I know that this is a weird thing for a space reporter to admit publicly, but here's the truth: I've never had any desire to travel to space.
Let's just say that I've seen one too many rockets explode to make me comfortable with flying up to space.
But I have to say, photos like this one, of an uncrewed Cygnus spacecraft approaching the International Space Station on April 22, make me rethink my hard-line stance against space travel.
It's not that this picture is so much more fantastic than other photos taken from space. It's that this image is so ordinary.

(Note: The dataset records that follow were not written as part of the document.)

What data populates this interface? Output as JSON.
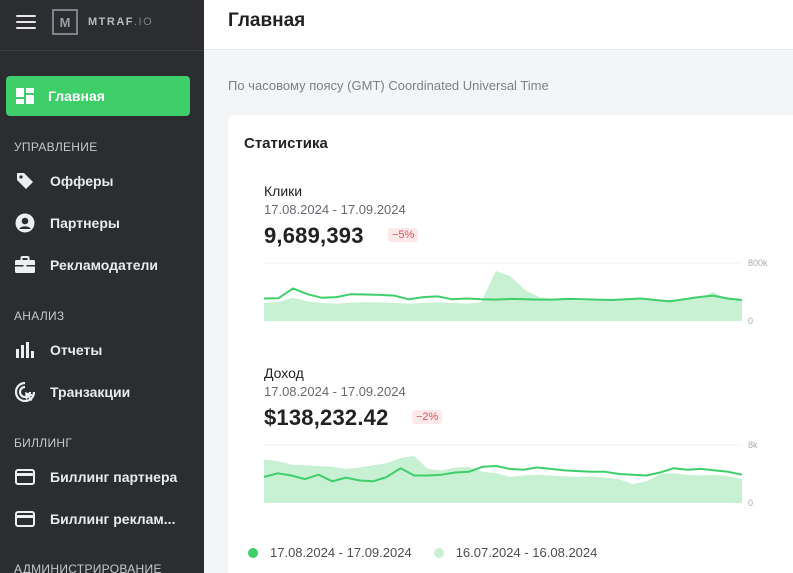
{
  "app": {
    "logo_letter": "M",
    "logo_name": "MTRAF",
    "logo_suffix": ".IO"
  },
  "sidebar": {
    "active": {
      "label": "Главная",
      "icon": "dashboard-icon"
    },
    "sections": [
      {
        "title": "УПРАВЛЕНИЕ",
        "items": [
          {
            "label": "Офферы",
            "icon": "tag-icon"
          },
          {
            "label": "Партнеры",
            "icon": "user-circle-icon"
          },
          {
            "label": "Рекламодатели",
            "icon": "briefcase-icon"
          }
        ]
      },
      {
        "title": "АНАЛИЗ",
        "items": [
          {
            "label": "Отчеты",
            "icon": "bar-chart-icon"
          },
          {
            "label": "Транзакции",
            "icon": "target-cursor-icon"
          }
        ]
      },
      {
        "title": "БИЛЛИНГ",
        "items": [
          {
            "label": "Биллинг партнера",
            "icon": "credit-card-icon"
          },
          {
            "label": "Биллинг реклам...",
            "icon": "credit-card-icon"
          }
        ]
      },
      {
        "title": "АДМИНИСТРИРОВАНИЕ",
        "items": []
      }
    ]
  },
  "header": {
    "title": "Главная"
  },
  "timezone_note": "По часовому поясу (GMT) Coordinated Universal Time",
  "stats": {
    "title": "Статистика",
    "colors": {
      "current": "#3ecf6a",
      "previous": "#c8f1d3"
    },
    "legend": [
      {
        "label": "17.08.2024 - 17.09.2024"
      },
      {
        "label": "16.07.2024 - 16.08.2024"
      }
    ],
    "metrics": [
      {
        "label": "Клики",
        "range": "17.08.2024 - 17.09.2024",
        "value": "9,689,393",
        "change": "−5%",
        "y_max_label": "800k",
        "y_min_label": "0",
        "ylim": [
          0,
          800000
        ],
        "current": [
          310000,
          315000,
          450000,
          370000,
          320000,
          330000,
          370000,
          365000,
          360000,
          350000,
          300000,
          330000,
          340000,
          300000,
          310000,
          300000,
          295000,
          305000,
          300000,
          295000,
          295000,
          305000,
          300000,
          295000,
          290000,
          300000,
          310000,
          290000,
          270000,
          300000,
          330000,
          350000,
          310000,
          290000
        ],
        "previous": [
          250000,
          260000,
          320000,
          270000,
          250000,
          240000,
          250000,
          260000,
          255000,
          250000,
          240000,
          250000,
          255000,
          250000,
          240000,
          260000,
          690000,
          620000,
          430000,
          330000,
          300000,
          290000,
          280000,
          285000,
          290000,
          300000,
          295000,
          285000,
          290000,
          300000,
          310000,
          400000,
          300000,
          290000
        ]
      },
      {
        "label": "Доход",
        "range": "17.08.2024 - 17.09.2024",
        "value": "$138,232.42",
        "change": "−2%",
        "y_max_label": "8k",
        "y_min_label": "0",
        "ylim": [
          0,
          8000
        ],
        "current": [
          3600,
          4100,
          3800,
          3300,
          3900,
          3000,
          3500,
          3100,
          3000,
          3600,
          4800,
          3800,
          3800,
          3900,
          4200,
          4300,
          5000,
          5100,
          4700,
          4600,
          4900,
          4700,
          4500,
          4400,
          4300,
          4300,
          4000,
          3900,
          3800,
          4200,
          4800,
          4600,
          4700,
          4500,
          4300,
          3900
        ],
        "previous": [
          6000,
          5800,
          5300,
          5200,
          5100,
          5000,
          4700,
          4900,
          5200,
          5500,
          6200,
          6500,
          4700,
          4500,
          4900,
          5000,
          4300,
          4100,
          3600,
          3800,
          3900,
          3800,
          3700,
          3600,
          3700,
          3500,
          3300,
          2600,
          3000,
          4000,
          4100,
          3900,
          3800,
          3900,
          3700,
          3300
        ]
      }
    ]
  }
}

Clouds and light are constantly shifting on Earth as seen from space, plus astronauts in orbit get about 16 sunrises and sunsets per day. This means that if you fly to the Space Station, you'll have the chance to see this kind of view (probably without the spacecraft in the middle of it) multiple times every 24 hours.
That's unbelievably cool.
The funny thing is, however, even this photo represents the darker side of spaceflight in some way.
Another Cygnus spacecraft, which made it to the launch pad in 2014, was destroyed when the rocket carrying it exploded. Orbital ATK, the company that builds the Cygnus, has successfully sent other cargo ships to orbit in the three years since that accident, but the explosion represented a major setback for the private company.
But hey, at least they're back in action and giving astronauts views like this one to send back home.